Mother Teresa of Kolkata to be canonised on 4 September

17 Mar 2016

By The Record

A poster of Blessed Teresa of Kolkata and Missionaries of Charity is seen in Kolkata, India, in this 5 September 2007 file photo. Pope Francis will declare her a saint at the Vatican on 4 September. Photo: CNS/Jayanta Shaw, Reuters

By Cindy Wooden

Pope Francis will declare Blessed Teresa of Kolkata a saint at the Vatican on 4 September.

The date was announced on 15 March during an “ordinary public consistory”, a meeting of the Pope, cardinals and promoters of sainthood causes that formally ends the sainthood process.

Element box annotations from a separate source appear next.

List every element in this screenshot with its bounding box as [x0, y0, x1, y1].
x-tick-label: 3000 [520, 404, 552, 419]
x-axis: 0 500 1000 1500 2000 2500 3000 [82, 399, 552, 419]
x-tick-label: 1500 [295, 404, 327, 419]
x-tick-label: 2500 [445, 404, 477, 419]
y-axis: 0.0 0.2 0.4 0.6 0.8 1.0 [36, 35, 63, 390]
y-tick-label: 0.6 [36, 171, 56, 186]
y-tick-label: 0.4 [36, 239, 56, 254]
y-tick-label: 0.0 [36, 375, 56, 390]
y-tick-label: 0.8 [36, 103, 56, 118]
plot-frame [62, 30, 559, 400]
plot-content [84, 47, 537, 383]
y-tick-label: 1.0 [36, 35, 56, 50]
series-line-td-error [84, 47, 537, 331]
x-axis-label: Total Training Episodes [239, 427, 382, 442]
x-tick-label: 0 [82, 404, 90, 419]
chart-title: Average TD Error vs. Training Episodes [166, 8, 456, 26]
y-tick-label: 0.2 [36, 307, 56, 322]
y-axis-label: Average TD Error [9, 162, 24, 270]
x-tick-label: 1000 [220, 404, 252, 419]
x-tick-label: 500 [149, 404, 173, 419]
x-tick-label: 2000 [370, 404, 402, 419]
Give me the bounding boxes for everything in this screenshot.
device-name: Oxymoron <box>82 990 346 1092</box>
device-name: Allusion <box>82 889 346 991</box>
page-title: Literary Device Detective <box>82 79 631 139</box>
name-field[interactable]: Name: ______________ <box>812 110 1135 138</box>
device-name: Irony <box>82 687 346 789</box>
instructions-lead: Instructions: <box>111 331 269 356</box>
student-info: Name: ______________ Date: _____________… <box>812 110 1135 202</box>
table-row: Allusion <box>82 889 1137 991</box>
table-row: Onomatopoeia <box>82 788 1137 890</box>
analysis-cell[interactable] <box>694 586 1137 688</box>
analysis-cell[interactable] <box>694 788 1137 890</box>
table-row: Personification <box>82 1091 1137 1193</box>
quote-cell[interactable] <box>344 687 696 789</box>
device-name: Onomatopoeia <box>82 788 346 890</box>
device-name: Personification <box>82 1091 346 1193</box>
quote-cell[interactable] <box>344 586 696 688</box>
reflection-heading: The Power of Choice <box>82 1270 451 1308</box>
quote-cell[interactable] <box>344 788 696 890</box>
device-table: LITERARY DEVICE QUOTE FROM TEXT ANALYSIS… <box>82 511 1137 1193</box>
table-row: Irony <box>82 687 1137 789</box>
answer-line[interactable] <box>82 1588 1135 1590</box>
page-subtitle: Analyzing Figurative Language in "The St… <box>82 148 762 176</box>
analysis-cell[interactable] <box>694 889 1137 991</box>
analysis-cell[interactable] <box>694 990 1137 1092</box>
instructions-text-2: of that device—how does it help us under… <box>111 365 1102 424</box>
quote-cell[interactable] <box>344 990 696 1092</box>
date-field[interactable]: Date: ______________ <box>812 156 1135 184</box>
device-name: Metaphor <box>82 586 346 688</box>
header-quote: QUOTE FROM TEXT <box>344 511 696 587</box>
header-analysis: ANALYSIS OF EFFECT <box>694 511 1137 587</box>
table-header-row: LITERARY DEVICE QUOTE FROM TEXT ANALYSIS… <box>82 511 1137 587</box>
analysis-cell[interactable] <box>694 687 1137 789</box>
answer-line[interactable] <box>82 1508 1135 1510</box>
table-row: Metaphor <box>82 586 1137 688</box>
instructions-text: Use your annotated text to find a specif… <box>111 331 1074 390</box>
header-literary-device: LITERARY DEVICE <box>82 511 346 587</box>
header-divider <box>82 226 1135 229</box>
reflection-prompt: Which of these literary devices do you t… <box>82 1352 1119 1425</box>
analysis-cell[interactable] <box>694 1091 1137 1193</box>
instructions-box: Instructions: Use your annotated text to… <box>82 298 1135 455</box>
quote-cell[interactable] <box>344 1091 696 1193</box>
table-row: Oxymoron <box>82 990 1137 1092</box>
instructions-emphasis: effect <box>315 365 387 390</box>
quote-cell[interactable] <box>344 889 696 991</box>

Mother Teresa was widely known as a living saint as she ministered to the sick and the dying in some of the poorest neighbourhoods in the world. Although some people criticised her for not also challenging the injustices that kept so many people so poor and abandoned, her simple service touched the hearts of millions of people of all faiths.

Born to an ethnic Albanian family in Skopje, in what is now part of Macedonia, she went to India in 1929 as a Sister of Loreto and became an Indian citizen in 1947. She founded the Missionaries of Charity in 1950.

Shortly after she died in 1997, St John Paul II waived the usual five-year waiting period and allowed the opening of the process to declare her sainthood. She was beatified in 2003.

After her beatification, Missionary of Charity Father, Brian Kolodiejchuk, the postulator of her sainthood cause, published a book of her letters, Mother Teresa: Come Be My Light. The letters illustrated how, for decades, she experienced what is described as a “dark night of the soul” in Christian spirituality; she felt that God had abandoned her. While the letters shocked some people, others saw them as proof of her steadfast faith in God, which was not based on feelings or signs that He was with her.

The date chosen for her canonisation is the eve of the 19th anniversary of her death and the date previously established at the Vatican for the conclusion of the Year of Mercy pilgrimage of people like her who are engaged in works of mercy.